Catherine may have been appeased, but she was not deceived. When he departed again, this time for Hamburg, Sergei Saltykov was leaving Catherine’s private life forever. Their affair had lasted three years and had caused her much anguish, but the worst she could bring herself to say of him later was, “He knew how to conceal his faults, the greatest of which were a love of intrigue and lack of principles. These failings were not clear to me at the time.” When she became empress, she made him ambassador to Paris, where he continued to pursue women. A few years later, when a diplomat proposed that he be transferred to a post in Dresden, Catherine wrote to the proposer, “Has he not committed enough follies as it is? If you will vouch for him, send him to Dresden, but he will never be anything but a fifth wheel to the carriage.”
Retaliation
DURING THIS SOLITARY WINTER when Paul was born, Catherine decided to change her behavior. She had met her obligation in coming to Russia; she had given the nation an heir. And now, as a reward, she found herself abandoned in a little room without her child. She resolved to defend herself. Examining her situation, she saw it from a new perspective. She had lost the physical presence of her baby, but, by his birth, her own position in Russia had been secured. This realization prompted her decision “to make those who had caused me so much suffering understand that I could not be offended and mistreated with impunity.”
She made her public reappearance on February 10 at a ball in honor of Peter’s birthday. “I had a superb dress made for the occasion, of blue velvet embroidered with gold,” she said. That evening, she made the Shuvalovs her target. This family, believing itself secure in Ivan Shuvalov’s liaison with the empress, was so powerful at court, so conspicuous, and so much feared that her attack on them was certain to cause a sensation. She neglected no opportunity to display her feelings.
I treated them with profound contempt. I pointed out their stupidity and malice. Wherever I went, I ridiculed them and always had some sarcastic barb ready to fling at them, which afterwards would race through the city. Because many people hated them, I found many allies.
Uncertain how Catherine’s change in behavior would affect their future, the Shuvalovs looked for support from Peter. A Holstein bureaucrat named Christian Brockdorff had just arrived in Russia to serve as chamberlain to Peter in his capacity as Duke of Holstein. Brockdorff heard the Shuvalovs complaining to the grand duke about Catherine, and he urged the husband to discipline the wife. When Peter tried, Catherine was ready for him:
One day, His Imperial Highness came into my room and told me that I was becoming intolerably proud and that he knew how to bring me back to my senses. When I asked him in what my pride consisted, he answered that I held myself very erect.

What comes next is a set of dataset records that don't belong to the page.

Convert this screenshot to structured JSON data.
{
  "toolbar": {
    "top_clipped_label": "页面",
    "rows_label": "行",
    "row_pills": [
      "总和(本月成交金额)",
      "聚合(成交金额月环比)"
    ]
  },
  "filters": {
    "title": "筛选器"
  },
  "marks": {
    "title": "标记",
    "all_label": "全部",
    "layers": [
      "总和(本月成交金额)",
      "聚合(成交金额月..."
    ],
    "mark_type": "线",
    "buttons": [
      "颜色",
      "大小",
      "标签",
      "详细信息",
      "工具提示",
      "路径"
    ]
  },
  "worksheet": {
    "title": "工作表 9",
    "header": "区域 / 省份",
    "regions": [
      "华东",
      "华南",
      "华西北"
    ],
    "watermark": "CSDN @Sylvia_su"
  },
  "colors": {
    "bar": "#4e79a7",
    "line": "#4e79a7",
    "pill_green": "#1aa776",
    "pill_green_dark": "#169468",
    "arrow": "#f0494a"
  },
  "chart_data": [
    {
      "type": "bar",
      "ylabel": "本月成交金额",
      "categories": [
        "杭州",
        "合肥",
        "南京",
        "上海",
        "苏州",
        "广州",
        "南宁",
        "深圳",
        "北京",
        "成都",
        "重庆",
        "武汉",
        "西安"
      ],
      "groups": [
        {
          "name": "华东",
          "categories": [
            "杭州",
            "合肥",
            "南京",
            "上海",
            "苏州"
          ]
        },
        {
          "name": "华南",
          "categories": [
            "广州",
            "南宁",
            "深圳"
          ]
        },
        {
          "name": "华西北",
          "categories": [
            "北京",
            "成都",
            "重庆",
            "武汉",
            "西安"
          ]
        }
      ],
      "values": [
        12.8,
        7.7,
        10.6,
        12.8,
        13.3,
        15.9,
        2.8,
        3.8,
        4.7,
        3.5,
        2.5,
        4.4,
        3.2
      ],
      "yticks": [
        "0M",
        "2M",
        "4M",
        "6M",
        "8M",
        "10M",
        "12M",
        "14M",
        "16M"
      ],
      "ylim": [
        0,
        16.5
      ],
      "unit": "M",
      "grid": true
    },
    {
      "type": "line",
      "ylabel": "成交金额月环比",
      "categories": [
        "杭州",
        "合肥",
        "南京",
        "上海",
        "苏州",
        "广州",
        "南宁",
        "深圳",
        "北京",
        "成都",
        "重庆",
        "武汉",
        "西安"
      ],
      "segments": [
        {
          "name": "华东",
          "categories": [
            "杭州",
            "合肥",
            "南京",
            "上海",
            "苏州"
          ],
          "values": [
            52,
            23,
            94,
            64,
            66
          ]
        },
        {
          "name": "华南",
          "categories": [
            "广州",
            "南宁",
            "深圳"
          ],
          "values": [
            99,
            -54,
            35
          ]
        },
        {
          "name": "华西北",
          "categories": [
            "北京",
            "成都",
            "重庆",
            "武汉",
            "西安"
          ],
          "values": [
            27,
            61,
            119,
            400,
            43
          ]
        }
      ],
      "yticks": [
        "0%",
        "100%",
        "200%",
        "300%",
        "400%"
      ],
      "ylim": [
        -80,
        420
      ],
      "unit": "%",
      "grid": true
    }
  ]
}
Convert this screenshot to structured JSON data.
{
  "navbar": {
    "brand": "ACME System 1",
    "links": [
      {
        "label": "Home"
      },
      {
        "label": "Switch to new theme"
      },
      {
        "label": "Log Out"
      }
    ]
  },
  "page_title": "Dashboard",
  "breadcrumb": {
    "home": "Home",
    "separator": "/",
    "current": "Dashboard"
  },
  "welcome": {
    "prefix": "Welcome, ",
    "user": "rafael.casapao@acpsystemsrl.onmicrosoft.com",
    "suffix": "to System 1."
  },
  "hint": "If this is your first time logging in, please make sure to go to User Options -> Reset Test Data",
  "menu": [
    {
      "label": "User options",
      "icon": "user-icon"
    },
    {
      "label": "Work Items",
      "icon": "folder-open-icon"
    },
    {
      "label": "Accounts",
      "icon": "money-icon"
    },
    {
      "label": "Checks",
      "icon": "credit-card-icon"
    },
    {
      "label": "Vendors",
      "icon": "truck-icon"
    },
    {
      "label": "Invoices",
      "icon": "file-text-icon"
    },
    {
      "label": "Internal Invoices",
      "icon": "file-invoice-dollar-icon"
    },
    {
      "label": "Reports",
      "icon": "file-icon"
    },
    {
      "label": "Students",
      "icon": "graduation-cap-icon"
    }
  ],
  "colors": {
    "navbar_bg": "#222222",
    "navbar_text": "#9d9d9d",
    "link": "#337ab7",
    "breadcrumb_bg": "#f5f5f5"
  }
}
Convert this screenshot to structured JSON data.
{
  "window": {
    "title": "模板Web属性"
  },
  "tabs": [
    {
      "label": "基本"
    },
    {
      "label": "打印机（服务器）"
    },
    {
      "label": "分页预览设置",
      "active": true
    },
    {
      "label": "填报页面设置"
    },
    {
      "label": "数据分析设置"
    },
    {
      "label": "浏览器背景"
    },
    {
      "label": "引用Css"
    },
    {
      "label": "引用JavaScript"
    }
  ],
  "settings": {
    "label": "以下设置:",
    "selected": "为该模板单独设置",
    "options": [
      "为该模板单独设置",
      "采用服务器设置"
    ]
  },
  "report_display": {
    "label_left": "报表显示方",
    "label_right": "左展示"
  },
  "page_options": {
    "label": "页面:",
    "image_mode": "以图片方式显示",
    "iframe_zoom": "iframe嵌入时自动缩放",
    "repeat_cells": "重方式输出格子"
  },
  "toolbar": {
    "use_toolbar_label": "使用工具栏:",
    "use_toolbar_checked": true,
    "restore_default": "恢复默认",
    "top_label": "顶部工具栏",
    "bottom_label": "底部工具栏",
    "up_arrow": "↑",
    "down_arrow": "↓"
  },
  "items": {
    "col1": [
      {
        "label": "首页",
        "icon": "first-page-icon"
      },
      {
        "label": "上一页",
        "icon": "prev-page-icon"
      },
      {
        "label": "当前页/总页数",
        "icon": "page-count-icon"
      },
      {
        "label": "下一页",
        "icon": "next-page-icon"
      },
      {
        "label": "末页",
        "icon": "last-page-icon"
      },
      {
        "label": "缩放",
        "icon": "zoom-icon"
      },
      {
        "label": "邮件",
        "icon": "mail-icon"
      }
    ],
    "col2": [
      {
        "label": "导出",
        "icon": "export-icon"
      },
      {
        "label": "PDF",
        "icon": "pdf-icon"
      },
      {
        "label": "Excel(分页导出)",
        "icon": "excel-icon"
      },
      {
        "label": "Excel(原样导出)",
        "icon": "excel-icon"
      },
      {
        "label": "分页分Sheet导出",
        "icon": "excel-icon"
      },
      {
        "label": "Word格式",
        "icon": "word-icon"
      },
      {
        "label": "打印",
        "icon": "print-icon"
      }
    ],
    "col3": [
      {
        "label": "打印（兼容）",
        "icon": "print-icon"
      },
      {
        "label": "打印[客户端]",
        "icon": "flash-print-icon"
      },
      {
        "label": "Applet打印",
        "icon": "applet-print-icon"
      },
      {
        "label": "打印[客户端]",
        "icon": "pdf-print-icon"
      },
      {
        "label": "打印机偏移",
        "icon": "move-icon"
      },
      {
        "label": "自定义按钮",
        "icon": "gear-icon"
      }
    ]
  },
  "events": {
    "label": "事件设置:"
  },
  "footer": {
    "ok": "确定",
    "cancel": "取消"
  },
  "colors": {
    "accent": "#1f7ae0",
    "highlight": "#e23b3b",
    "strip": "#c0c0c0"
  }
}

I asked him whether to please him, I must stoop like a slave. He flew into a rage and repeated that he knew how to bring me to reason. I asked how this would be done. Thereupon, he placed his back against the wall, drew his sword half out of its scabbard and showed it to me. I asked what he meant by this; if he meant to challenge me to a duel, I ought to have a sword, too. He put his half-drawn sword back into its scabbard and told me that I was dreadfully spiteful. “In what way?” I asked him. “Well, towards the Shuvalovs,” he stammered. To this, I replied that I only retaliated for what they did to me and that he had better not meddle in matters about which he knew nothing and could not understand even if he did know. He said, “This is what happens when one does not trust one’s true friends—everything goes wrong. If you had confided in me, all would have been well.” “But what should I have confided in you?” I asked. Then he began talking in a manner so extravagant and devoid of common sense that I let him go on without interruption and did not attempt to reply. Finally, I suggested he go to bed because he was clearly drunk. He took my advice. I was pleased because, not only were his words garbled, but also because, he was beginning to give off a perpetual sour odor of wine mingled with tobacco which was insufferable for those near him.